There are many more hours of music released in a year than there are hours in a year. How do you, as a critic, budget your time wisely under these circumstances?
For one thing, I don't listen to singles. I'm not interested in Web-based music, except insofar as it's recommended to me, so that I only write about CDs that I actually get in the mail or that reading about them encourages me to download from Rhapsody and put on my Sansa player and play and then decide it's good enough to go buy. I don't do what the MP3 bloggers do. And I don't have this daily need to find a song I love to pieces and will forget existed three days later.
Can you talk a little bit about how age impacts your work? Rock 'n' roll is considered a young man's game.
It's not. An enormous number of really good records are being made by people over 50, 60 and even 70. Because it was once the music of youth, it is now the only popular music that I know of that's ever really addressed aging as a major issue in one's life, the only one. It's not the music of youth. In fact, for various formal reasons, good records by people under 30 are becoming more and more unusual. That's because, I think, the creative part of that subculture is caught in the contrarian mindset to which I referred before, and is making stuff that isn't something else. And that's a much harder way to make something good. Not impossible, but harder. Not a good place to start, with the negative.
Can you ever imagine being alive and not reviewing records?
Sure.
You can?
Absolutely. If somebody isn't going to pay me, I'm going to stop. And somebody will stop paying me eventually, I assume, maybe, probably.
You've got 15 hours a day of listening to music. You write seven days a week. Do you think it's a reasonable thing to expect that someone else would follow in your footsteps?
No, I don't see how.
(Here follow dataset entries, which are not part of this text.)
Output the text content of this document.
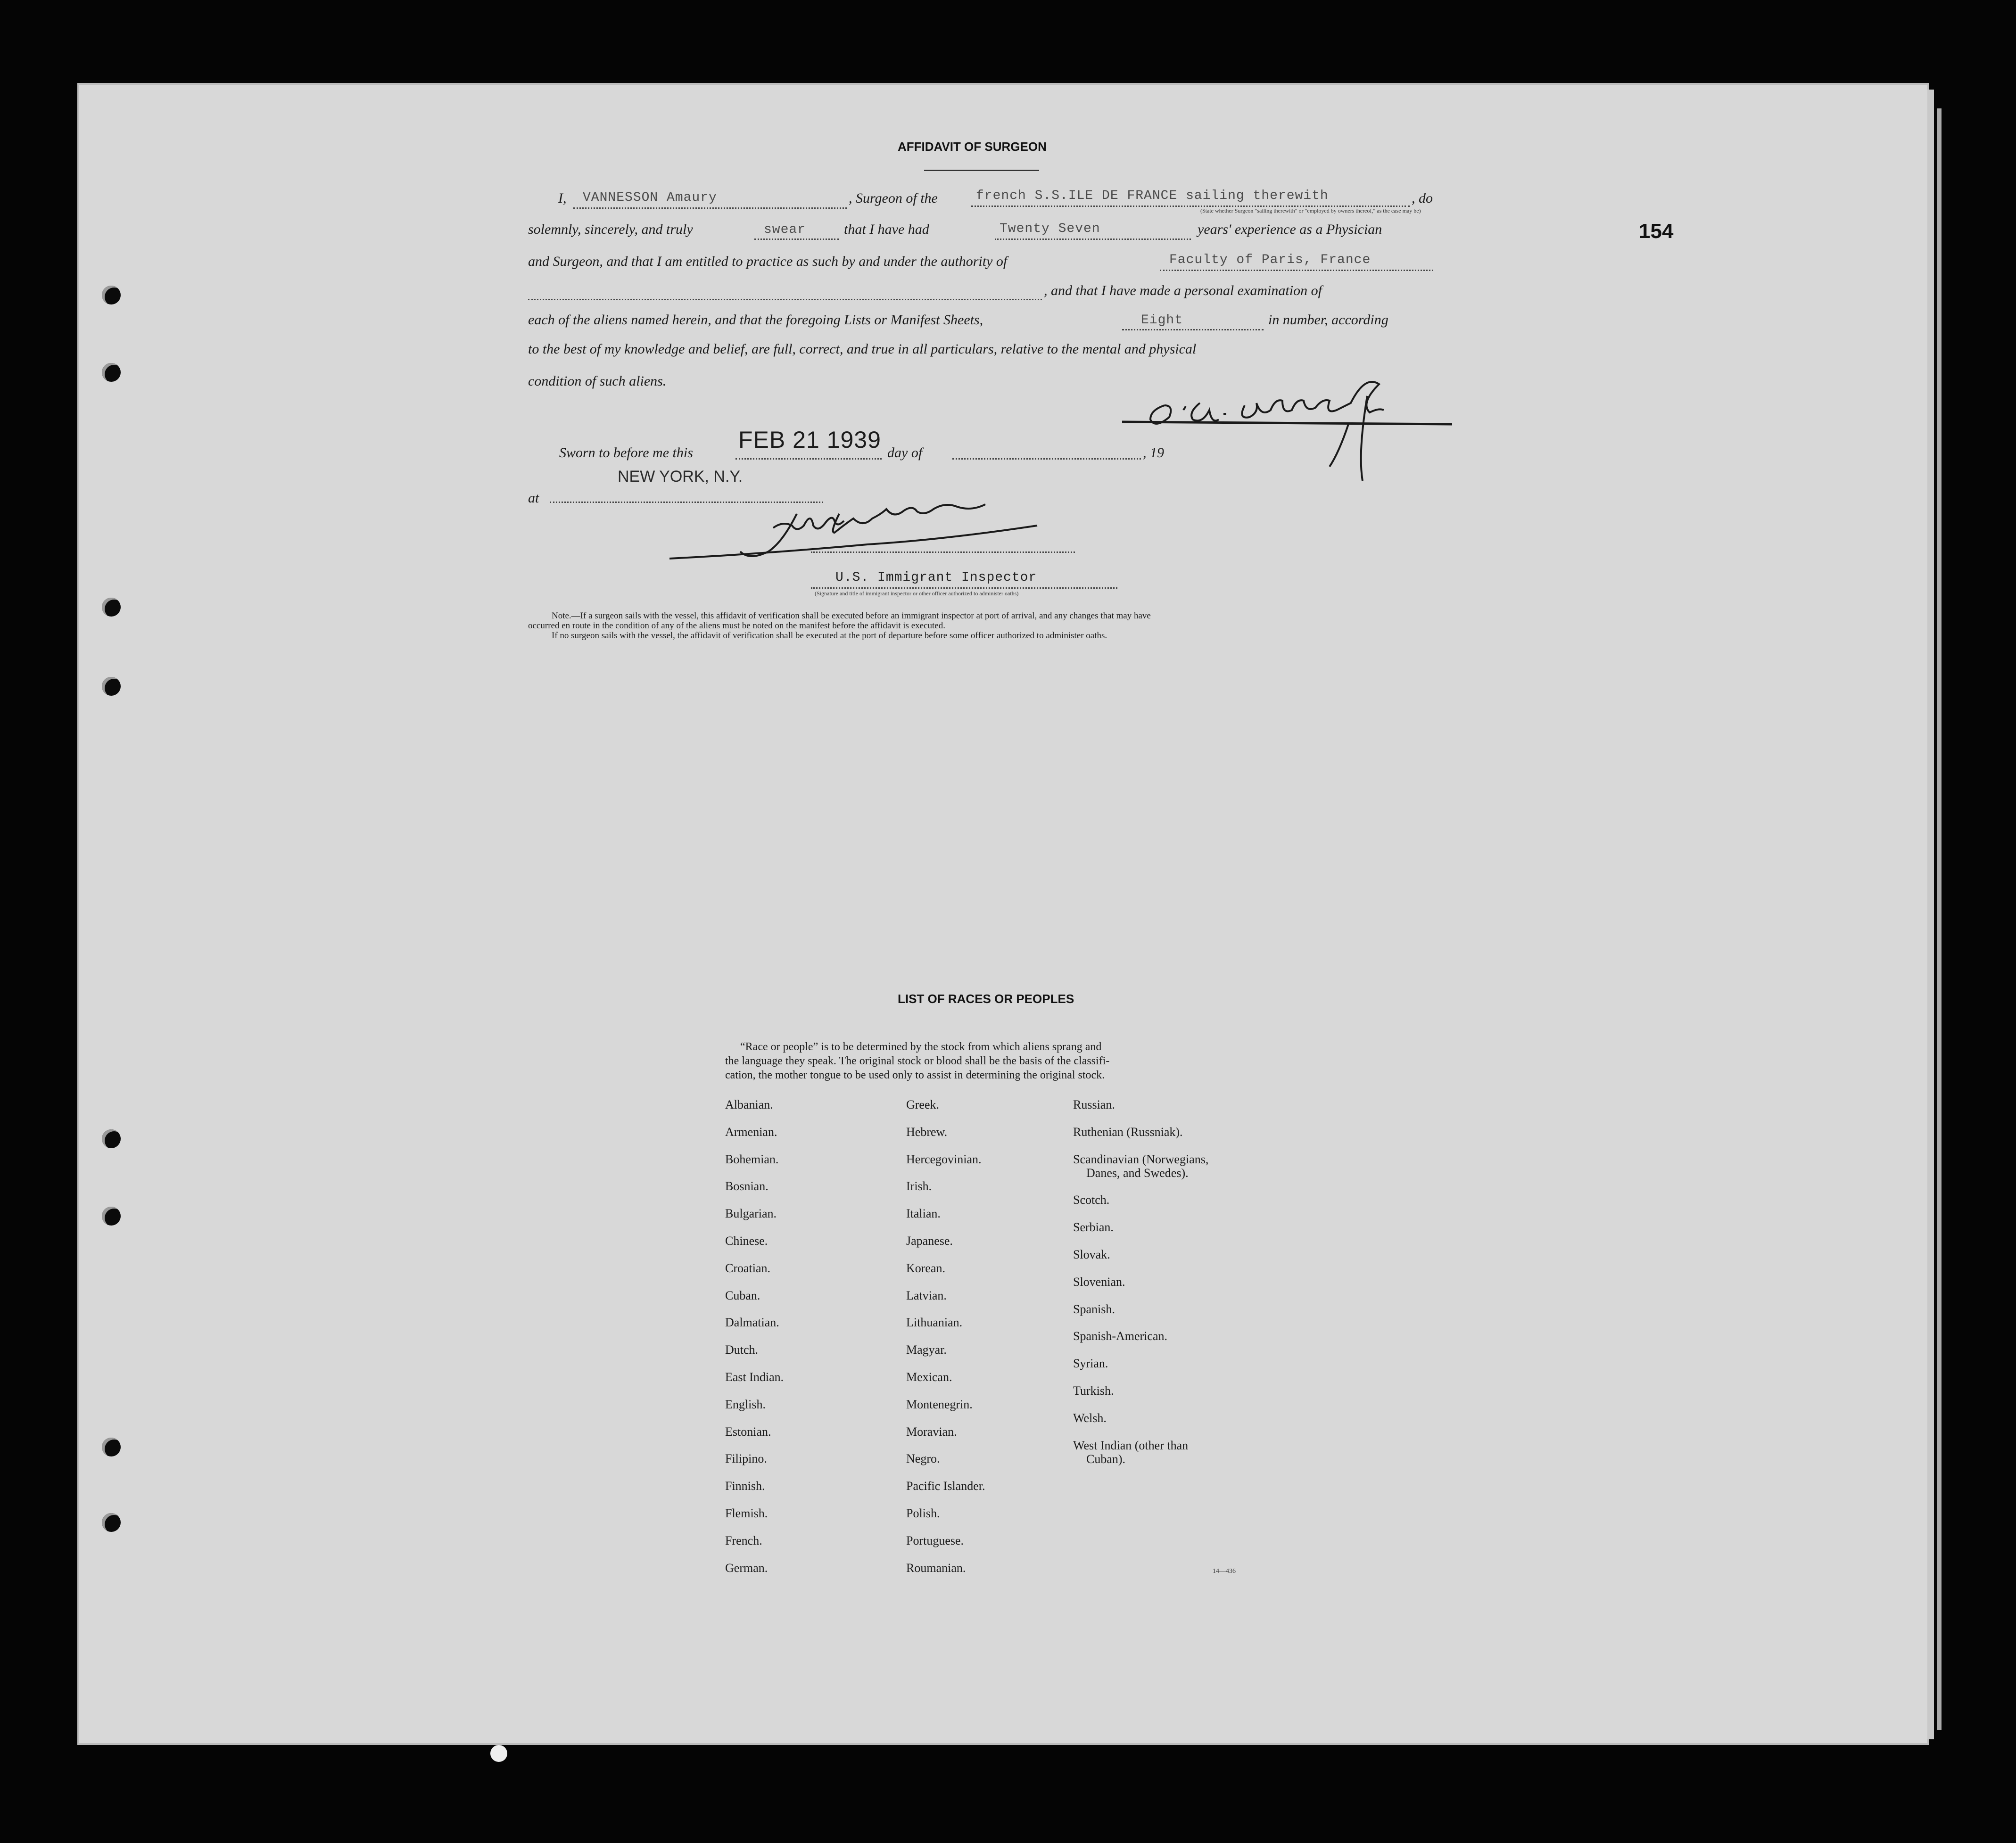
154
AFFIDAVIT OF SURGEON
I, VANNESSON Amaury	, Surgeon of the	french S.S.ILE DE FRANCE sailing therewith	, do
(State whether Surgeon "sailing therewith" or "employed by owners thereof," as the case may be)
solemnly, sincerely, and truly	swear	that I have had	Twenty Seven	years' experience as a Physician
and Surgeon, and that I am entitled to practice as such by and under the authority of	Faculty of Paris, France
, and that I have made a personal examination of
each of the aliens named herein, and that the foregoing Lists or Manifest Sheets,	Eight	in number, according
to the best of my knowledge and belief, are full, correct, and true in all particulars, relative to the mental and physical
condition of such aliens.
Sworn to before me this FEB 21 1939 day of	, 19
NEW YORK, N.Y.
at
U.S. Immigrant Inspector
(Signature and title of immigrant inspector or other officer authorized to administer oaths)
Note.—If a surgeon sails with the vessel, this affidavit of verification shall be executed before an immigrant inspector at port of arrival, and any changes that may have
occurred en route in the condition of any of the aliens must be noted on the manifest before the affidavit is executed.
If no surgeon sails with the vessel, the affidavit of verification shall be executed at the port of departure before some officer authorized to administer oaths.
LIST OF RACES OR PEOPLES
“Race or people” is to be determined by the stock from which aliens sprang and
the language they speak. The original stock or blood shall be the basis of the classifi-
cation, the mother tongue to be used only to assist in determining the original stock.
Albanian.
Armenian.
Bohemian.
Bosnian.
Bulgarian.
Chinese.
Croatian.
Cuban.
Dalmatian.
Dutch.
East Indian.
English.
Estonian.
Filipino.
Finnish.
Flemish.
French.
German.
Greek.
Hebrew.
Hercegovinian.
Irish.
Italian.
Japanese.
Korean.
Latvian.
Lithuanian.
Magyar.
Mexican.
Montenegrin.
Moravian.
Negro.
Pacific Islander.
Polish.
Portuguese.
Roumanian.
Russian.
Ruthenian (Russniak).
Scandinavian (Norwegians,
Danes, and Swedes).
Scotch.
Serbian.
Slovak.
Slovenian.
Spanish.
Spanish-American.
Syrian.
Turkish.
Welsh.
West Indian (other than
Cuban).
14—436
My fear about criticism in general is that it's gonna turn into an amateur's game again, the gentleman amateur. The original critics were gentlemen amateurs. And that really sends me. I think it should be a job. I think you should get paid for it. And I think that you get different kinds of people when you get gentlemen amateurs, with different standards. I think you're better off with an editor. I think you're better off with a format. For all the problems I have with the way the dailies do things, I think it's something to stretch against and to try and figure out how to do right. But, you know, it's not practical. I'm very lucky. I'm fortunate. And, you know, it's quite possible that nobody will ever do anything like this again.